Lagi lagi Mush'ab terdiam. Dialihkan pandangannya dari gawai, menuju ke arah langit. Badannya bergetar, bukan karena kedinginan….namun karena ia kaget. Ia yakin, pasti ada maksud dari kejadian tersebut.
“Ya Allah, ini maksudnya apa ? Apa aku kebanyakan ngeluh ya ? Ya Allah maafin, padahal bulan puasa harusnya muhasabah, tapi aku malah ngeluh”
Seketika, tangan Mush'ab langsung mengambil alih laptopnya, dibukanya microsoft word dan langsung ia mengetik nikmat yang ia dapatkan selama Corona. Sampai ia menyelesaikan tulisannya.

“Ah, selesai juga. Wait…….YA ALLAH.. BANYAK JUGA INI”

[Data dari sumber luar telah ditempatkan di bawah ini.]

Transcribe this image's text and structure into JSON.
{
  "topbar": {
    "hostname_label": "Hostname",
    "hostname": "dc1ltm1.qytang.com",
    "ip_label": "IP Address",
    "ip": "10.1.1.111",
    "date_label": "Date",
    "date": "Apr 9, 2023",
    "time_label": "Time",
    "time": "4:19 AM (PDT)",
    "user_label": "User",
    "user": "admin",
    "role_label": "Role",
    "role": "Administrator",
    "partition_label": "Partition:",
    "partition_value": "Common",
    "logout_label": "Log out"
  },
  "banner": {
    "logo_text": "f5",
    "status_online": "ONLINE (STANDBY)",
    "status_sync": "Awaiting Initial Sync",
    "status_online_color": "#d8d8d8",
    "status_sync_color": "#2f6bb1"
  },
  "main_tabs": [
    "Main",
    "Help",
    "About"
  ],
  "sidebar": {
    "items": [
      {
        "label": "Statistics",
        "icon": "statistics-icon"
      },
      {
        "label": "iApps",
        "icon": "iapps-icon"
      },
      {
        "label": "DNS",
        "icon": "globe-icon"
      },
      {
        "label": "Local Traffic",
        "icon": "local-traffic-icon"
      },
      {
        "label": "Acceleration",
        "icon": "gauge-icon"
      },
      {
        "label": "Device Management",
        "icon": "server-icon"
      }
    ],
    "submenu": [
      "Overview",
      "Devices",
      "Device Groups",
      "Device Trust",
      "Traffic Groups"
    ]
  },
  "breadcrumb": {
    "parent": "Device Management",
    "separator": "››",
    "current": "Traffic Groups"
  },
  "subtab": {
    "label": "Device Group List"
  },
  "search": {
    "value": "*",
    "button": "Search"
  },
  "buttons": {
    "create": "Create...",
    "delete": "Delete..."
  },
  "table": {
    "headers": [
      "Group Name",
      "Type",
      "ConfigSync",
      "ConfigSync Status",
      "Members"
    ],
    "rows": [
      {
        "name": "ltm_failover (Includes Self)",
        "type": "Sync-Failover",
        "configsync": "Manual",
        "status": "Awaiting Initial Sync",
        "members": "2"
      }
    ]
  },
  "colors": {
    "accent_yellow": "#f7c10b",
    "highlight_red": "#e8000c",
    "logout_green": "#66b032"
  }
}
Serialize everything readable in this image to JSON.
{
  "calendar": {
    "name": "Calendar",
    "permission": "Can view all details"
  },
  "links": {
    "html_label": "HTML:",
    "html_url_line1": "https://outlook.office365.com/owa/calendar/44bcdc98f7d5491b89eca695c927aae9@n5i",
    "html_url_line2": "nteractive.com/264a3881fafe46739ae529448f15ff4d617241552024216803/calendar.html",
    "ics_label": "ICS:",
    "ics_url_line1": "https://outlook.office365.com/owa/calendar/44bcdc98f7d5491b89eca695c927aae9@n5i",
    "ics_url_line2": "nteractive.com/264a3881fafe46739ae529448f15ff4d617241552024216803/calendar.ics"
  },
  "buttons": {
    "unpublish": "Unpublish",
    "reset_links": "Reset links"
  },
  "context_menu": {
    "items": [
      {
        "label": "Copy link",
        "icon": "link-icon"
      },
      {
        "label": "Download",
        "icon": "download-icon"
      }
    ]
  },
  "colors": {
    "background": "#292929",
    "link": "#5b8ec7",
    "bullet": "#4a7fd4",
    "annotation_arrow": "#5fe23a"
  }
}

Mush'ab tersadar, bahwa selama ini ia terlalu larut dalam energi negatif karena pandemi ini. Sampai-sampai ia lupa, bahwa perjuangannya selama dirumah aja tidak seberat orang-orang diluar sana yang harus menghidupi, mencari rezeki, bahkan mencari mati demi selesainya pandemi di Indonesia ini. Hampir sebulan Mush'ab di karantina, banyak yang bisa ia dapatkan walau dengan jeleknya koneksi data selulernya. Dalam karantina ia masih bisa menuntut ilmu, tidak seperti kebanyakan orang lainnya yang bahkan kuliah online, laptop atau gawai saja tak punya. Dalam karantina ia masih bisa makan dengan tenang, tidak sperti kebanyakan orang diluar sana, yang bahkan untuk makan saja harus bertaruh kesehatan di tengah pandemi. 

“Yaa Allah…...ga bersyuukur bangett jadi orang. Astaghfirullah astaghfirullah”

Ternyata, di tengah pandemi ini , masih banyak hal positif yang bisa ia dapatkan. Ia teringat kembali, bahwa ternyata baik buruknya sesuatu tergantung darimana ia melihatnya. Orang biasa menyebutnya “Persepsi” atau “Sudut Pandang”.

“Yah, yaudahlah ya. Sekarang mah harus bersyukur. Mama seneng karena ditemenin, daku seneng soale saur ada yang buatin….teruss….”

“Assalamualaikum, dek Mush'ab !” 

belum selesai ia bicara pada diri sendiri, seorang berbaju hijau bertuliskan “linmas” di saku kanan memanggil Mush'ab dari depan rumahnya dengan menaruh satu kaki dibawah guna menyeimbangkan posisi bersepeda nya.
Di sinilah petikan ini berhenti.